Sá Couto David, Alexandre André, Costa Ricardo, Campinas Andreia, Santos Mariana, Ribeiro Diana, Torres Severo, Luz André
Cardiology Department, Centro Hospitalar Universitário de Santo António, Largo do Prof. Abel Salazar, 4099-001 Porto, Portugal.
ICBAS School of Medicine and Biomedical Sciences, University of Porto, Rua Jorge Viterbo Ferreira 228, 4050-313 Porto, Portugal.
J Cardiovasc Dev Dis. 2023 Sep 1;10(9):374. doi: 10.3390/jcdd10090374.

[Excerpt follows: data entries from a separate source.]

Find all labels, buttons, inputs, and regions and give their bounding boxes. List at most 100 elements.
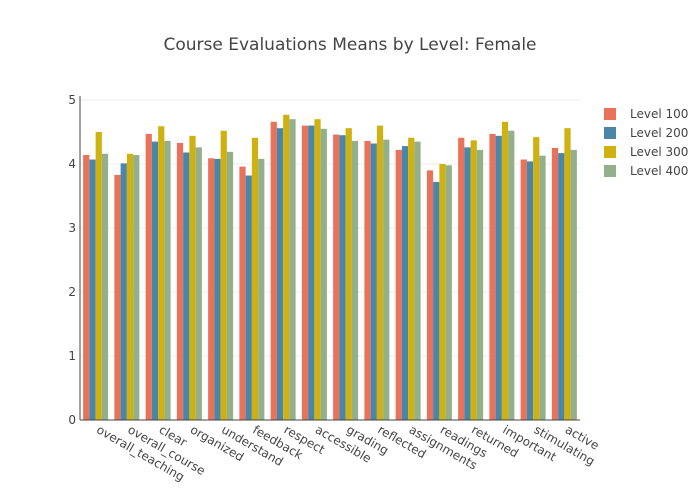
bar-group-important: [489, 121, 515, 421]
bar-clear-level-400[interactable]: [164, 140, 171, 420]
legend-label: Level 100: [630, 107, 688, 121]
bar-important-level-200[interactable]: [495, 135, 502, 420]
legend-item-level-300[interactable]: Level 300: [604, 145, 688, 159]
legend-swatch: [604, 165, 616, 177]
bar-readings-level-400[interactable]: [445, 165, 452, 420]
bar-understand-level-300[interactable]: [220, 130, 227, 420]
bar-accessible-level-300[interactable]: [314, 119, 321, 420]
bar-grading-level-200[interactable]: [339, 135, 346, 420]
bar-reflected-level-300[interactable]: [376, 125, 384, 420]
bar-readings-level-100[interactable]: [426, 170, 434, 420]
bar-group-stimulating: [520, 137, 546, 420]
bar-overall_course-level-300[interactable]: [126, 153, 134, 420]
bar-group-reflected: [364, 125, 390, 420]
bar-group-overall_teaching: [83, 132, 109, 421]
legend[interactable]: Level 100 Level 200 Level 300 Level 400: [604, 107, 688, 178]
bar-important-level-400[interactable]: [508, 130, 515, 420]
legend-label: Level 300: [630, 145, 688, 159]
bar-group-returned: [458, 137, 484, 421]
bar-feedback-level-200[interactable]: [245, 175, 252, 420]
bars-layer: [83, 114, 577, 421]
bar-stimulating-level-400[interactable]: [539, 155, 546, 420]
bar-group-active: [551, 128, 577, 421]
bar-overall_course-level-100[interactable]: [114, 174, 121, 420]
bar-important-level-100[interactable]: [489, 133, 496, 421]
bar-reflected-level-100[interactable]: [364, 140, 371, 420]
bar-clear-level-200[interactable]: [151, 141, 159, 420]
bar-overall_teaching-level-400[interactable]: [101, 153, 109, 420]
bar-respect-level-300[interactable]: [283, 114, 290, 420]
bar-returned-level-100[interactable]: [458, 137, 465, 420]
bar-reflected-level-400[interactable]: [383, 139, 390, 420]
bar-active-level-100[interactable]: [551, 148, 559, 420]
legend-swatch: [604, 146, 616, 158]
bar-overall_teaching-level-100[interactable]: [83, 155, 90, 421]
y-tick-label: 4: [68, 157, 76, 171]
bar-respect-level-200[interactable]: [276, 128, 284, 420]
bar-returned-level-300[interactable]: [470, 140, 477, 420]
bar-accessible-level-400[interactable]: [320, 128, 327, 421]
bar-understand-level-200[interactable]: [214, 158, 221, 420]
bar-understand-level-100[interactable]: [208, 158, 215, 421]
bar-accessible-level-200[interactable]: [308, 125, 315, 420]
bar-organized-level-400[interactable]: [195, 147, 202, 421]
y-tick-label: 3: [68, 221, 76, 235]
y-tick-labels: 0 1 2 3 4 5: [68, 93, 76, 427]
bar-group-feedback: [239, 137, 265, 420]
bar-respect-level-400[interactable]: [289, 119, 296, 420]
bar-overall_course-level-400[interactable]: [133, 155, 140, 421]
bar-group-overall_course: [114, 153, 140, 421]
bar-group-readings: [426, 164, 452, 420]
legend-swatch: [604, 127, 616, 139]
bar-grading-level-400[interactable]: [351, 140, 359, 420]
bar-clear-level-100[interactable]: [145, 133, 152, 421]
bar-organized-level-200[interactable]: [183, 152, 190, 421]
bar-returned-level-400[interactable]: [476, 149, 484, 421]
bar-feedback-level-400[interactable]: [258, 158, 265, 420]
bar-respect-level-100[interactable]: [270, 121, 277, 420]
y-tick-label: 0: [68, 413, 76, 427]
bar-assignments-level-100[interactable]: [395, 149, 402, 421]
bar-active-level-200[interactable]: [558, 153, 565, 420]
bar-group-accessible: [301, 119, 327, 421]
bar-assignments-level-400[interactable]: [414, 141, 421, 420]
bar-clear-level-300[interactable]: [158, 126, 165, 421]
bar-feedback-level-300[interactable]: [251, 137, 259, 420]
bar-group-organized: [176, 135, 202, 421]
bar-understand-level-400[interactable]: [226, 151, 234, 420]
bar-returned-level-200[interactable]: [464, 147, 471, 421]
bar-feedback-level-100[interactable]: [239, 166, 246, 420]
bar-active-level-400[interactable]: [570, 149, 577, 421]
bar-stimulating-level-200[interactable]: [526, 161, 534, 420]
bar-overall_teaching-level-300[interactable]: [95, 132, 102, 420]
bar-stimulating-level-100[interactable]: [520, 159, 527, 420]
y-tick-label: 5: [68, 93, 76, 107]
y-tick-label: 1: [68, 349, 76, 363]
bar-reflected-level-200[interactable]: [370, 143, 377, 420]
bar-readings-level-300[interactable]: [439, 164, 446, 420]
chart-title: Course Evaluations Means by Level: Femal…: [163, 35, 536, 55]
bar-overall_course-level-200[interactable]: [120, 163, 127, 421]
axes-layer: [79, 96, 580, 421]
bar-group-respect: [270, 114, 296, 420]
bar-organized-level-100[interactable]: [176, 142, 184, 420]
legend-item-level-400[interactable]: Level 400: [604, 164, 688, 178]
bar-assignments-level-200[interactable]: [401, 146, 409, 420]
bar-group-clear: [145, 126, 171, 421]
bar-stimulating-level-300[interactable]: [533, 137, 540, 420]
bar-overall_teaching-level-200[interactable]: [89, 159, 96, 420]
bar-grading-level-300[interactable]: [345, 128, 352, 420]
bar-grading-level-100[interactable]: [333, 134, 340, 420]
bar-active-level-300[interactable]: [564, 128, 571, 420]
legend-swatch: [604, 108, 616, 120]
bar-group-understand: [208, 130, 234, 421]
bar-assignments-level-300[interactable]: [408, 137, 415, 420]
bar-important-level-300[interactable]: [501, 121, 509, 420]
bar-readings-level-200[interactable]: [433, 181, 440, 420]
bar-accessible-level-100[interactable]: [301, 125, 309, 420]
legend-label: Level 200: [630, 126, 688, 140]
bar-organized-level-300[interactable]: [189, 135, 196, 420]
legend-item-level-100[interactable]: Level 100: [604, 107, 688, 121]
legend-item-level-200[interactable]: Level 200: [604, 126, 688, 140]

The clinical presentation of pulmonary embolism (PE) and acute coronary syndrome can be similar. We report a case of a patient presenting with antero-septal ST-segment elevation after cardiac arrest, found to have acute-PE-mimicking ST-segment elevation myocardial infarction (STEMI), treated with aspiration thrombectomy and catheter-directed thrombolysis (CDT). A 78-year-old man was admitted with dyspnea, chest pain and tachycardia. During evaluation, cardiac arrest in pulseless electrical activity was documented. Advanced life support was started immediately. ECG post-ROSC revealed ST-segment elevation in V1-V4 and aVR. Echocardiography showed normal left ventricular function but right ventricular (RV) dilation and severe dysfunction. The patient was in shock and was promptly referred to cardiac catheterization that excluded significant CAD. Due to the discordant ECG and echocardiogram findings, acute PE was suspected, and immediate invasive pulmonary angiography revealed bilateral massive pulmonary embolism. Successful aspiration thrombectomy was performed followed by local alteplase infusion. At the end of the procedure, mPAP was reduced and blood pressure normalized allowing withdrawal of vasopressor support. Twenty-four-hour echocardiographic reassessment showed normal-sized cardiac chambers with preserved biventricular systolic function. Bedside echocardiography in patients with ST-segment elevation post-ROSC is instrumental in raising the suspicion of acute PE. In the absence of a culprit coronary lesion, prompt pulmonary angiography should be considered if immediately feasible. In these cases, CDT and aspiration in high-risk acute PE seem safe and effective in relieving obstructive shock and restoring hemodynamics.
肺栓塞(PE)和急性冠状动脉综合征的临床表现可能相似。我们报告一例患者,心脏骤停后出现前间隔ST段抬高,经检查发现为急性PE模拟ST段抬高型心肌梗死(STEMI),接受了抽吸血栓切除术和导管定向溶栓(CDT)治疗。一名78岁男性因呼吸困难、胸痛和心动过速入院。评估期间,记录到无脉电活动导致的心脏骤停。立即启动了高级生命支持。恢复自主循环(ROSC)后的心电图显示V1-V4和aVR导联ST段抬高。超声心动图显示左心室功能正常,但右心室(RV)扩张且严重功能障碍。患者处于休克状态,迅速被转诊至心脏导管检查,排除了严重冠状动脉疾病(CAD)。由于心电图和超声心动图结果不一致,怀疑为急性PE,立即进行的有创肺血管造影显示双侧大面积肺栓塞。成功实施了抽吸血栓切除术,随后局部注入阿替普酶。手术结束时,平均肺动脉压(mPAP)降低,血压恢复正常,可停用血管升压药支持。24小时超声心动图复查显示心脏腔室大小正常,双心室收缩功能保留。ROSC后出现ST段抬高的患者床边超声心动图有助于提高对急性PE的怀疑。在没有罪犯冠状动脉病变的情况下,如果立即可行,应考虑及时进行肺血管造影。在这些病例中,CDT和高危急性PE的抽吸在缓解梗阻性休克和恢复血流动力学方面似乎是安全有效的。